L’Institut national de pédologie, créé par le Président de la République qui l’avait déjà muri dans les 70, est chargé, en amont d’identifier les sols dégradés, de procéder à leur diagnostic et enfin, de prodiguer les remèdes sous forme d’amendement ou de promotion de techniques issues des bonnes pratiques de gestion productive et durable de notre patrimoine pédologique.

En concentrant à travers l’INP l’essentiel des attributions liées aux travaux pédologiques, l’Etat du signal, a voulu donner un signal fort dans sa volonté de résoudre de manière durable et efficiente l’épineuse question de la baisse de fertilité de nos terres agricoles tout en préconisant une harmonisation dans les interventions concernant le sol en vue d’une meilleure efficacité des programmes agricoles.

 

Cet outil, dont les compétences sont transversales, joue le rôle permanent de veille, d’alerte, de diagnostic, de solution et d’aide à la décision non seulement pour l’agriculture à travers le triptyque sol-eau-plante, mais aussi dans la gestion de l’habitat face aux défis induits par l’urbanisation sauvage menaçant notre patrimoine pédologique, notre bien-être.

Au commencement des activités productives de l’homme était la mise en valeur de la nature à travers l’exploitation de la terre, des plantes et des eaux.
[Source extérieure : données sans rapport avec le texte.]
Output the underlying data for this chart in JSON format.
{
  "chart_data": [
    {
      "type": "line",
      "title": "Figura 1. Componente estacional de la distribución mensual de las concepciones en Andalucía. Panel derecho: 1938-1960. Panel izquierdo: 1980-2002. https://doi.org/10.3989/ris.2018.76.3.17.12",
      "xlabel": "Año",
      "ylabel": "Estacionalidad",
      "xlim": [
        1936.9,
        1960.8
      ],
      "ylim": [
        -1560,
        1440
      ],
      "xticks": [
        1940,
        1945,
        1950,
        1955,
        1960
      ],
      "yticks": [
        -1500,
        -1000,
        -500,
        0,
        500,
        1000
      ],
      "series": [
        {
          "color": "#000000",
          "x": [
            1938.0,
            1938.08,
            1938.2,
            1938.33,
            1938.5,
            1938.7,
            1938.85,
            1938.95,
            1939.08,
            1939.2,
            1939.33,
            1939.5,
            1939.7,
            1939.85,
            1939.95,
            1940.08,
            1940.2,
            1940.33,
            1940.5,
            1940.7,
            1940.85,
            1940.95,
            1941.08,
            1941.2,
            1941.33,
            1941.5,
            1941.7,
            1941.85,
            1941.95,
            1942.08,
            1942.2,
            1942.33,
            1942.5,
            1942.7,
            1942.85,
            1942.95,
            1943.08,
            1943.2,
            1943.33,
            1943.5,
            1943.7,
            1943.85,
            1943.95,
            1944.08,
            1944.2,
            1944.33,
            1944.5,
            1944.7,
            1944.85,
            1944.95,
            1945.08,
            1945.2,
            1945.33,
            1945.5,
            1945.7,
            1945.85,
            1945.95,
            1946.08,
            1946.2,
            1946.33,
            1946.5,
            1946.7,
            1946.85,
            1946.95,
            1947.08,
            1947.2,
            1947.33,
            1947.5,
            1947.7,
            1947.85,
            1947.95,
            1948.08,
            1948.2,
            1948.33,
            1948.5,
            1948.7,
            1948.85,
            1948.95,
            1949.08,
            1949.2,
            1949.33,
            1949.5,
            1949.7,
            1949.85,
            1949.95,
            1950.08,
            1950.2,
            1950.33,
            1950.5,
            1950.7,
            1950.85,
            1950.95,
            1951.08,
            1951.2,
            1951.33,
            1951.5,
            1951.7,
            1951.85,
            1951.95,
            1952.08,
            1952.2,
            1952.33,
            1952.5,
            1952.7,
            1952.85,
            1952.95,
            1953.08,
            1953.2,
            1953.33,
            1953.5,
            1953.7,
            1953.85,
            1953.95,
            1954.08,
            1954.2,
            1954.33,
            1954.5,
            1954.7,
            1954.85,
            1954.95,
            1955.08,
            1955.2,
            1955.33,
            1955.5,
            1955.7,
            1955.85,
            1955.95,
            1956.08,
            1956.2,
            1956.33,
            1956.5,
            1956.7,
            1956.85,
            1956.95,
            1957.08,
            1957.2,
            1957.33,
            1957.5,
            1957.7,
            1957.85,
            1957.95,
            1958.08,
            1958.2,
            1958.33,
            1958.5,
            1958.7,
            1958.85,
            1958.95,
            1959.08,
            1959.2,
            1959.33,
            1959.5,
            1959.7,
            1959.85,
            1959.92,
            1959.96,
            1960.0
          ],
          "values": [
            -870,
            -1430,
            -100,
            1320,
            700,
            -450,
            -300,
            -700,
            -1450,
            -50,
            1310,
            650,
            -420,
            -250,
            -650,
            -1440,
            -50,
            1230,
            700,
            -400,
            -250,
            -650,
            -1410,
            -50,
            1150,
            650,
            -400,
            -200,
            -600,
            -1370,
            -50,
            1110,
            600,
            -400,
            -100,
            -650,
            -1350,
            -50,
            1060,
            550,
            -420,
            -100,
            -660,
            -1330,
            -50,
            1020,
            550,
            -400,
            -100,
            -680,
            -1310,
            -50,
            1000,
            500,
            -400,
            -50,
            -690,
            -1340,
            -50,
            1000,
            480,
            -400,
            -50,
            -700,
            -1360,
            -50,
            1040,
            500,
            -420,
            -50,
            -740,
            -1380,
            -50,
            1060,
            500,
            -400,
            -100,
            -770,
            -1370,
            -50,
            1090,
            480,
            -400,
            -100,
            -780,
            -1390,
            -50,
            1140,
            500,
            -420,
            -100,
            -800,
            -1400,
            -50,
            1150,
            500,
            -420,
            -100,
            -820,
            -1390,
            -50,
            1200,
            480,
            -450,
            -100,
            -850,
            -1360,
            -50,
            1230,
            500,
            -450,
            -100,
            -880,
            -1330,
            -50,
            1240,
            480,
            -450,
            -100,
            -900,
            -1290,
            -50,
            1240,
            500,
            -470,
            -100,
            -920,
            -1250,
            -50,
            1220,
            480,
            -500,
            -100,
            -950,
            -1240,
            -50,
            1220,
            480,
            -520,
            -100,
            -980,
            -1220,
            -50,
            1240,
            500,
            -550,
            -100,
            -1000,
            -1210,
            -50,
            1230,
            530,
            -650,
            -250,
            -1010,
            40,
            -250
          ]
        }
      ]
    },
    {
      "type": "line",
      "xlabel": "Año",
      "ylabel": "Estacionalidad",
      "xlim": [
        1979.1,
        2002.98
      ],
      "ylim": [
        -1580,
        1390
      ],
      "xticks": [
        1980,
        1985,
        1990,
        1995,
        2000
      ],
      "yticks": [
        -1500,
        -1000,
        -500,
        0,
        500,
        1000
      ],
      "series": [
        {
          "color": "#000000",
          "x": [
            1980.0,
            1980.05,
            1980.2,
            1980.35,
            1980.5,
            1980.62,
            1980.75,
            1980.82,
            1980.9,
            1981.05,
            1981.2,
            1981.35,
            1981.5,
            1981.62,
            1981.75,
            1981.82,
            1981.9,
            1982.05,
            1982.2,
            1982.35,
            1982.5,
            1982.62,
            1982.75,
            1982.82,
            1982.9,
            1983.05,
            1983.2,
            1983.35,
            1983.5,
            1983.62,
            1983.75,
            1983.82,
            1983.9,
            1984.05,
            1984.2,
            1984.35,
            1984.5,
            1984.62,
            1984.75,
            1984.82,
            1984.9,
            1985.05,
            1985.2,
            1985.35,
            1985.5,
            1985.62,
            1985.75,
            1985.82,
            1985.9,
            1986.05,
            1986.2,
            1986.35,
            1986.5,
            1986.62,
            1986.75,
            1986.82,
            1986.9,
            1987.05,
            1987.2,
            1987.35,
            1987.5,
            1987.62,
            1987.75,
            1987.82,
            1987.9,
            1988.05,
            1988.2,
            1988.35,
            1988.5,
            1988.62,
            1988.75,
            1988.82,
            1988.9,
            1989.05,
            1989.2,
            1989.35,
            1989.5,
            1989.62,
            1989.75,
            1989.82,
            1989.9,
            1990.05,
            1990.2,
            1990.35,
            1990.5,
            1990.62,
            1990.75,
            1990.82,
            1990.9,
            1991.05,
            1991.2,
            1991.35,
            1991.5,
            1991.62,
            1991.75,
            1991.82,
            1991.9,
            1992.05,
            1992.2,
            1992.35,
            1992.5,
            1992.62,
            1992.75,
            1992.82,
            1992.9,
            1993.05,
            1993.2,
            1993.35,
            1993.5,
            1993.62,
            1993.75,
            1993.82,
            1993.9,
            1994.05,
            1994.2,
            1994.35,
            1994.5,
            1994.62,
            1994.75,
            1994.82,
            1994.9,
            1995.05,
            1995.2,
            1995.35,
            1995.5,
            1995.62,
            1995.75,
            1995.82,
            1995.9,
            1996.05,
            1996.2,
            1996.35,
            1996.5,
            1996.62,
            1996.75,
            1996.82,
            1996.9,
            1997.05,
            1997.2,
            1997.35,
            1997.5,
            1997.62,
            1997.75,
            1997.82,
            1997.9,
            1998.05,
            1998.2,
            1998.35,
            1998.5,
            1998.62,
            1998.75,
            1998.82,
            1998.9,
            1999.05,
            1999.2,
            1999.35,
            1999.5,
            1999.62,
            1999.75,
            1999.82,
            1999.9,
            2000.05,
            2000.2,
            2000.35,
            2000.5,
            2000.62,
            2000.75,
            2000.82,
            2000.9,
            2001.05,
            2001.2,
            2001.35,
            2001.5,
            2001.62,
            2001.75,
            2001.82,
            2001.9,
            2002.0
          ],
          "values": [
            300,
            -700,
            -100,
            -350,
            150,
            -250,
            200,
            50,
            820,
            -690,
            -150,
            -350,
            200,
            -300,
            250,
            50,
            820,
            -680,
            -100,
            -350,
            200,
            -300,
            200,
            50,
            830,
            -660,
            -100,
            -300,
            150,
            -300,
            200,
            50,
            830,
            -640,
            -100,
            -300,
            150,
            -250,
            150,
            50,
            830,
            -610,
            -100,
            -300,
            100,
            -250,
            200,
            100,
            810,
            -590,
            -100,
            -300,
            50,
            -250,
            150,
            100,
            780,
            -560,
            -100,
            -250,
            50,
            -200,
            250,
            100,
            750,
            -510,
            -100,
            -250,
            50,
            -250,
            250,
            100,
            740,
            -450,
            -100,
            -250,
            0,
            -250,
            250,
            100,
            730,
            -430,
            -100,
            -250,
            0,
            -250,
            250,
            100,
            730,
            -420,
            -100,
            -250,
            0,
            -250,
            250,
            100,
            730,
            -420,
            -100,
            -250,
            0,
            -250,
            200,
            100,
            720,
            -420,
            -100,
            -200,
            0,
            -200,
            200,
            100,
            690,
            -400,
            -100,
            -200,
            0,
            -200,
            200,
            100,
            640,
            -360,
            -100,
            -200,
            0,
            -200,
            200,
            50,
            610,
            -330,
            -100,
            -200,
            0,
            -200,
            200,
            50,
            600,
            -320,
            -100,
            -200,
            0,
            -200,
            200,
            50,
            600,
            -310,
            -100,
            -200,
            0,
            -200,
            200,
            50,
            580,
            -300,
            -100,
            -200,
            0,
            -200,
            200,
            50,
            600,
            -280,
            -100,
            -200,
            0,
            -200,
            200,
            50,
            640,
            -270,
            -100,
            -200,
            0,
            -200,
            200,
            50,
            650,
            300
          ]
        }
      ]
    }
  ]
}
Pourtant, au fil du temps et de l’évolution des pratiques de production, l’un des trois facteurs, semble remis au second plan. En clair, la prise en compte du sol comme principal support productif a été battue en brèche par l’importance accrue donnée aux autres intrants tels que l’engrais, les semences, l’eau et le matériel agricole. Au bout du compte, malgré des efforts soutenus des pouvoirs publics à coup de subventions pour la disponibilité de ces intrants, la production agricole restait toujours mitigée, les raisons fluctuant entre les déficits pluviométriques, la qualité des semences et des engrais ou l’absence de matériel agricole suffisant.

En réalité l’explication, la bonne, celle-là qui était scientifique, résidait principalement dans la perte de fertilité de nos terres agricoles, exposées qu’elles ont été pendant des décennies aux différentes formes de dégradation aussi bien naturelles qu’anthropiques, c’est-à dire du fait de l’homme qui ne rendait pas au sol ce qu’il lui a donné. La démonstration de cette assertion réside dans la tendance de baisse continue des récoltes quelque que soit la pluviométrie d’une année à l’autre

C’est face à un tel constat, que l’Etat du Sénégal, pour prendre à bras le corps cette importante dimension pédologique, a mis en place en 2004, un outil stratégique et ayant une polarité territoriale, l’Institut National de Pédologie qui prenait ainsi la place du Bureau Pédologie du Sénégal dont la marge de manœuvre était trop restreinte. Une volonté politique du Président WADE qui, dans les années 60 défendait déjà l’idée de la primauté du sol dans les défis d’une agriculture prospère, venait de prendre forme avec le décret 2004 – 802 du 26 juin 2004 créant cet établissement public à caractère scientifique et technologique, dénommé INP, en acronyme.